As fugas de escravos no período colonial e durante o império eram, sem dúvida, um recurso extremo para livrar-se do cativeiro.Elas, no entanto, não aconteceram em grande número, quando comparadas ao imenso contingente de escravos presentes nos país. De mais a mais, como frisam João José Reis e Eduardo Silva, o Brasil escravocrata vivia o chamado paradigma ideológico colonial: a simples fuga do escravo ou a alforria não o tornava um homem livre, já que o conjunto da sociedade não o considerava como um ser igual a qualquer homem branco.
Entre os escravos havia diferenças de ordem étnica e de nascimento que alimentavam rivalidades que na vida cotidiana eram utilizadas pelos senhores para evitar uma união entre os mesmos que pudesse pôr em xeque o poder senhorial – tal era o caso da rivalidade existente entre os pretos mina (africanos) e os crioulos (nascidos no Brasil) –, porém os escravos também se aproveitavam das diferenças e das inimizades entre os senhores para fugir, obter manumissões e negociar direitos.
A invasão do candomblé do Accú, descrita no capitulo 3, coloca à mostra uma perseguição bastante comum naquela época, ao mesmo tempo em que revela a capacidade dos negros de conseguir apoio político entre os brancos que divergiam daqueles que queriam acabar com os ritos de origem africana.
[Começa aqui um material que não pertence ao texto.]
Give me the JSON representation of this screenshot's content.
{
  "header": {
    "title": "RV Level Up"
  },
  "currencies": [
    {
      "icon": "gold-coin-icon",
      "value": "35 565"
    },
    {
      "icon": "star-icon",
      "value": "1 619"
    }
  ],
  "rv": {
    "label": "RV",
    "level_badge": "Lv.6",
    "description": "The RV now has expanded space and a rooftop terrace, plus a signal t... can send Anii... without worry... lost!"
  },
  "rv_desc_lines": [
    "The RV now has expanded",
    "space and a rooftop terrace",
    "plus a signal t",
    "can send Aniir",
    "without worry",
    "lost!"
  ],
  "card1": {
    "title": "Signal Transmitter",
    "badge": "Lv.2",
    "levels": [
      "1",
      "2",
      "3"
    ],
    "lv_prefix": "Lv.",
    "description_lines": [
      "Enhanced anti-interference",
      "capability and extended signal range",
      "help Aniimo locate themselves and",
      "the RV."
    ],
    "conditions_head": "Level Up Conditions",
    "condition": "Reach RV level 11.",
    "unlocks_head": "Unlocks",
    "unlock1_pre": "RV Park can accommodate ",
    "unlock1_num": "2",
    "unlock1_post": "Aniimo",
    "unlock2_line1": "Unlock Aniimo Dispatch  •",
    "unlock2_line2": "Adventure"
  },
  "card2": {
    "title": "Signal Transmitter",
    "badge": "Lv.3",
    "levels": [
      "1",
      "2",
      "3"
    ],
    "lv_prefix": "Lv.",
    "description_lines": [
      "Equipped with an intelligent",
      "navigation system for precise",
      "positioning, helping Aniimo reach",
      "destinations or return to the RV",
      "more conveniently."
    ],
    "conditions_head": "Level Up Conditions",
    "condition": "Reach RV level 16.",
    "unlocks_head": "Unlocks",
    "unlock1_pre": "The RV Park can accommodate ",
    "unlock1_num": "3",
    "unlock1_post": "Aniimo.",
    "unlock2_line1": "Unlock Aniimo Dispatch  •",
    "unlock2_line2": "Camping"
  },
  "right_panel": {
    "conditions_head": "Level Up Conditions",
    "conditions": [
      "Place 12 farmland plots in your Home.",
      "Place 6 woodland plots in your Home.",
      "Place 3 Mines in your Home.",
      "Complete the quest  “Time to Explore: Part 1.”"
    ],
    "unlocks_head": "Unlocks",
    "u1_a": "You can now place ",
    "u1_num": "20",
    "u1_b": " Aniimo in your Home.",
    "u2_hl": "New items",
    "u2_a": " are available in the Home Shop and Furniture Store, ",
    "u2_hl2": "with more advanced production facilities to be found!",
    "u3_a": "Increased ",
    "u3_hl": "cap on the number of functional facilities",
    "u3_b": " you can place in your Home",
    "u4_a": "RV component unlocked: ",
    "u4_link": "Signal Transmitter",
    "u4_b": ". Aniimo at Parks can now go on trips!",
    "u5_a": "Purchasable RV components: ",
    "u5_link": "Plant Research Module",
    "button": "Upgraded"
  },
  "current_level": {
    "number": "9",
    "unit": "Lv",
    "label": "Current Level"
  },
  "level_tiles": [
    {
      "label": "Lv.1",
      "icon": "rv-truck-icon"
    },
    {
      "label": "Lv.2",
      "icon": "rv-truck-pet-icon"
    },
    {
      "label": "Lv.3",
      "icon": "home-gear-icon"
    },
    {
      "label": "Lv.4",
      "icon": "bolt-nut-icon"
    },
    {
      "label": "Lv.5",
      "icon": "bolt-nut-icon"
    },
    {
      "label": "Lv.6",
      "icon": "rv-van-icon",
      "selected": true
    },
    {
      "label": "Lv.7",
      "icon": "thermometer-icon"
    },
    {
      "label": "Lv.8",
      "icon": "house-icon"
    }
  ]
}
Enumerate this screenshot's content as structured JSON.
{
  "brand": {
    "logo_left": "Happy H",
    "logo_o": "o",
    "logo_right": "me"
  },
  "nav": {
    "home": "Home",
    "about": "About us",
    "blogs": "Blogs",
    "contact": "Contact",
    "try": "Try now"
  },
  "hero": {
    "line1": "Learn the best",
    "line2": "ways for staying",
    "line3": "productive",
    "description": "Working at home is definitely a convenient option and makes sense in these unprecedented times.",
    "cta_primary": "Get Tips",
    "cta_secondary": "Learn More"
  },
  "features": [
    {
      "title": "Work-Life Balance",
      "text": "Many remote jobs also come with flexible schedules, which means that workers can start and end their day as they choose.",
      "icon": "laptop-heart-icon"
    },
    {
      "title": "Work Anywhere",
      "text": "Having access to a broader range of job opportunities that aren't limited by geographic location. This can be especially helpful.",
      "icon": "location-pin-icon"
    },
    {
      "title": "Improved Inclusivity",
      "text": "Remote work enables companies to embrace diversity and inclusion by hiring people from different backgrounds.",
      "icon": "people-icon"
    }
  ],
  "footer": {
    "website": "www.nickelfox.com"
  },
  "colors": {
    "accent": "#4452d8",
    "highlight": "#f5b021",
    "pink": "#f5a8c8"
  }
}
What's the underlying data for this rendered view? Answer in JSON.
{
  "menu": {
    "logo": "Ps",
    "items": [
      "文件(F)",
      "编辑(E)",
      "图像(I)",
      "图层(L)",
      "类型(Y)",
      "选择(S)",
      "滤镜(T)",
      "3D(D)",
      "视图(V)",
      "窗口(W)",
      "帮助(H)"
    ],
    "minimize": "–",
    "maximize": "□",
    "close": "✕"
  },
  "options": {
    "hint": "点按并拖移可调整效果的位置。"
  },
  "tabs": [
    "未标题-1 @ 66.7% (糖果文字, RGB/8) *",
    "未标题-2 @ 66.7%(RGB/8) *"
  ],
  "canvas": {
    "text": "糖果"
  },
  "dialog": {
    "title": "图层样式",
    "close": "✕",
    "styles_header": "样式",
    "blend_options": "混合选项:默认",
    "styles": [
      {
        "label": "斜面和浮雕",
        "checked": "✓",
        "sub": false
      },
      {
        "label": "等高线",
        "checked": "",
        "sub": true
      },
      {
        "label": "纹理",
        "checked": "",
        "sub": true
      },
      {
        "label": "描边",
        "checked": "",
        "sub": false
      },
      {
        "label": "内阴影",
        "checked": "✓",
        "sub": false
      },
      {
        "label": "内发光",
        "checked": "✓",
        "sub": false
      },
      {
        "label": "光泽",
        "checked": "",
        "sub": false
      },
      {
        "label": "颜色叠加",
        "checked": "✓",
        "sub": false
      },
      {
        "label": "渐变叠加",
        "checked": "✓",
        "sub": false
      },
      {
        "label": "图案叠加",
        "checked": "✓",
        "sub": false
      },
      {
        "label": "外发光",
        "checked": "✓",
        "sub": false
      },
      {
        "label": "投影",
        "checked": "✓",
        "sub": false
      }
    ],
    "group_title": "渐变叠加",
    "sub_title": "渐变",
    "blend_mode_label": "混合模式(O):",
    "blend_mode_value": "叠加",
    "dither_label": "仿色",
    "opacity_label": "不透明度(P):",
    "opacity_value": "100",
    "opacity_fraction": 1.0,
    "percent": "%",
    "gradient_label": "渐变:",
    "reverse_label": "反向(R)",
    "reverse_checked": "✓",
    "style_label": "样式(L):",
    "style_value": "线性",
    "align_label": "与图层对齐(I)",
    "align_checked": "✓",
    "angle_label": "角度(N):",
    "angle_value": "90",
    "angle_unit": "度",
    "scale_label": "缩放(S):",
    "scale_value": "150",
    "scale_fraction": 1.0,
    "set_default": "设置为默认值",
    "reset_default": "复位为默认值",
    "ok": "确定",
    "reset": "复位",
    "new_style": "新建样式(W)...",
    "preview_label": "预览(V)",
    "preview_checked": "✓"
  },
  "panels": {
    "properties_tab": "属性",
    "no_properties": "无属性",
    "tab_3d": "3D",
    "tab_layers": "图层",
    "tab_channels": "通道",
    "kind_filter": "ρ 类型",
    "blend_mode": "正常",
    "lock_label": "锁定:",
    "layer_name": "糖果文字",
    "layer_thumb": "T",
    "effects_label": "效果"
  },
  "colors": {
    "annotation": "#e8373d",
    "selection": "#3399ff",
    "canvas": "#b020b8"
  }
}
Este fato é exemplar por comprovar que os escravos tiravam proveito das divisões internas que havia entre senhores para alcançar suas conquistas, isto é, os negros não foram somente agentes passivos dentro da lógica escravista, mas atuaram de forma a minimizar sua situação de dominados dentro da estrutura econômica da sociedade brasileira. Tanto não eram meros sujeitos passivos que freqüentemente os escravos despertavam temores junto a seus dominadores.
O episódio do Dois de Julho, acontecido na Bahia em 1823, é bastante significativo. Como se sabe, ele resultou da oposição e do desentendimento entre brancos nascidos na província baiana e os portugueses que lá moravam. A elite baiana, enquanto lutava para afastar os portugueses dos negócios e do poder político na província, temia que os negros adicionassem à causa em questão o fim da escravidão. O que ela pretendia era uma “revolução” que não interferisse e nem modificasse o que lhe parecia fundamental, o regime de escravidão. Portanto, se fazia necessário desmobilizar o “partido negro” e sua pretensão de instituição da liberdade dos cativos, juntamente com a libertação da dominação portuguesa. Nesse sentido, a Bahia, foi pioneira no que poucos meses mais tarde iria se tornar à independência brasileira: uma solução de compromisso que não modificou o principal pilar da economia do Brasil na época, o modo de produção escravista.
Já o último capítulo do livro aborda o levante do malês ocorrido na Bahia em 1835. Este acontecimento histórico evidencia a luta empreendida por escravos africanos de religiosidade mulçumana que demonstraram capacidade de organização para impulsionar seu projeto de superação da sua condição escrava.
João José Reis e Eduardo Silva sustentam que a revolta do malês, ao contrário do que pensadores e intelectuais como Nina Rodrigues diziam, está relacionada com a luta pelo fim da escravidão, ou seja, a revolta que se deu na Bahia não foi simplesmente um conflito de cunho religioso, mas uma rebelião escrava que procurou derrotar a classe senhorial e o domínio por ela exercida.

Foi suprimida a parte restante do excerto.